Pennsylvania has a demonstrable need for DGA, and PASA is well positioned to establish this exceptional program in our region. Pennsylvania is currently the 5th largest dairy producing state in the country including a growing community of grazing dairy farmers, many of whom are PASA members. Pennsylvania has seen substantial growth in the organic dairy sector over the past ten years. Several economic studies have demonstrated that grazing dairies can be a more profitable business model for family farms than confinement systems, in some cases even without organic price premiums, making this farming model an attractive choice for beginning farmers. Grazing dairies also provide a robust solution to major environmental crises connected to confinement dairy farms, namely soil erosion and nitrogen and phosphorus pollution to the Chesapeake Bay and other waterways. Pennsylvania’s dairy industry is also challenged by many of the same social problems facing farmers throughout the U.S. The mean farmer age is over 56, farm businesses are struggling to recruit a new generation of trained leadership, and family-scale dairy farms are increasingly consolidating into large industrial confined animal feeding operations (CAFOs).

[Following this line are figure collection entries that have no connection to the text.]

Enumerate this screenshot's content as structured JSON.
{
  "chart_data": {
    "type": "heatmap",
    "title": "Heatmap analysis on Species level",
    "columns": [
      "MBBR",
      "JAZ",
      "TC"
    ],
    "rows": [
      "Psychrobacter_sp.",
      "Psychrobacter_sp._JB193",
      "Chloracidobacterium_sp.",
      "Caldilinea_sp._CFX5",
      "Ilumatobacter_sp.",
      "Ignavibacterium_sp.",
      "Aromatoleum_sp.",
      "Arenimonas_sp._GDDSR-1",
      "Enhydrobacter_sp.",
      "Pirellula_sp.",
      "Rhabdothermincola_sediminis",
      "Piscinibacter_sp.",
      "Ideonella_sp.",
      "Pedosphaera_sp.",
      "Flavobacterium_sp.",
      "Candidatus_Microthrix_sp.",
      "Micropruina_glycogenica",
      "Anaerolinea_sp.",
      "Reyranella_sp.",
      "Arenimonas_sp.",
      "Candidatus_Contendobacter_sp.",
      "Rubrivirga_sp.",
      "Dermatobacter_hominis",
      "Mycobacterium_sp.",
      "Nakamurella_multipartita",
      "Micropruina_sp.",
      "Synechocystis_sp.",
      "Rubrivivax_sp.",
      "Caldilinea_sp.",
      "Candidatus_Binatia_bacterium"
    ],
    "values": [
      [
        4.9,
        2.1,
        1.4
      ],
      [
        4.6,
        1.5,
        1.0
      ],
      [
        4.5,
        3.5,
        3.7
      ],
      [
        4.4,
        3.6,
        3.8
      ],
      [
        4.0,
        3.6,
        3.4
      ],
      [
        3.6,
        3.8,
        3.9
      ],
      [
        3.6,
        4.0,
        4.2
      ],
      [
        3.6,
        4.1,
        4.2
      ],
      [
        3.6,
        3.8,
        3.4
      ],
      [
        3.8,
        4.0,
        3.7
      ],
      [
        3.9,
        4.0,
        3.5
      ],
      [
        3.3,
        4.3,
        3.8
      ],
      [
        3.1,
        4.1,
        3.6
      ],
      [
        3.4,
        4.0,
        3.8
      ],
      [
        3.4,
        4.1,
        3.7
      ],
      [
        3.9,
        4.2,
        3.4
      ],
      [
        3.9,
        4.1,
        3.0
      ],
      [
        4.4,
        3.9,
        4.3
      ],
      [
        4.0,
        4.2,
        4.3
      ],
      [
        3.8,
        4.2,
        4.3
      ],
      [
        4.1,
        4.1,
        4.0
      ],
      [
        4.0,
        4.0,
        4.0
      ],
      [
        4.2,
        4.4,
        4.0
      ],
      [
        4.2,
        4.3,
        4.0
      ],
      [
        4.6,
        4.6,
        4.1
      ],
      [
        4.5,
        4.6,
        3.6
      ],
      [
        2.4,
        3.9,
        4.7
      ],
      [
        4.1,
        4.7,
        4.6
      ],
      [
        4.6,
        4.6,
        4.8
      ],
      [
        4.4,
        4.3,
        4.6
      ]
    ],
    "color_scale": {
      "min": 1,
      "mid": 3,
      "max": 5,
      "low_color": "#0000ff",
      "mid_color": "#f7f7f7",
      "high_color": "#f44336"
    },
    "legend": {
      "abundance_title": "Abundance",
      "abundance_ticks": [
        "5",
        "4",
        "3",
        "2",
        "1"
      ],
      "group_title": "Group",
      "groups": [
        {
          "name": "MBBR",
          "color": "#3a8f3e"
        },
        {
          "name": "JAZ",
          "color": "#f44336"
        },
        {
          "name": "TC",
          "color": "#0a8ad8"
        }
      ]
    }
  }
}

These factors combine to make Pennsylvania and ideal location to expand the Dairy Grazing Apprenticeship. On December 15th, 2015 PASA convened a meeting between DGA staff representatives and three of the most accomplished grazing dairy farmers in our membership. The conversation at this meeting convinced us that many of Pennsylvania’s dairy farmers would be excited about participating in the program and helping to expand both the land area in perennial, grass-based agriculture and the number of professionally trained dairy farmers in our region.

Formal, registered apprenticeships are an exciting opportunity for U.S. agriculture, and the success of the DGA program begs the question of whether its best features can be adapted to other farm business types. Pennsylvania boasts an impressively diverse agricultural community, with industries in several livestock groups (dairy, swine, poultry), dozens of fruit and vegetable crops, and agronomic crops including corn, soybean, and wheat.

Consequently, the region provides an ideal location to systematically explore the potential to expand the formalized apprenticeship format to other types of farm business models. This work will require convening groups of stakeholders in each farming system, introducing them to the strengths and constraints of formalized apprenticeship programs, and cultivating the capacity to develop new formal apprenticeships. With our broad membership and ongoing collaborations with many agricultural organizations, PASA is prepared to engage livestock, vegetable, and grain farmers across the state and region and take a collaborative look at improving training opportunities for aspiring farmers in each system.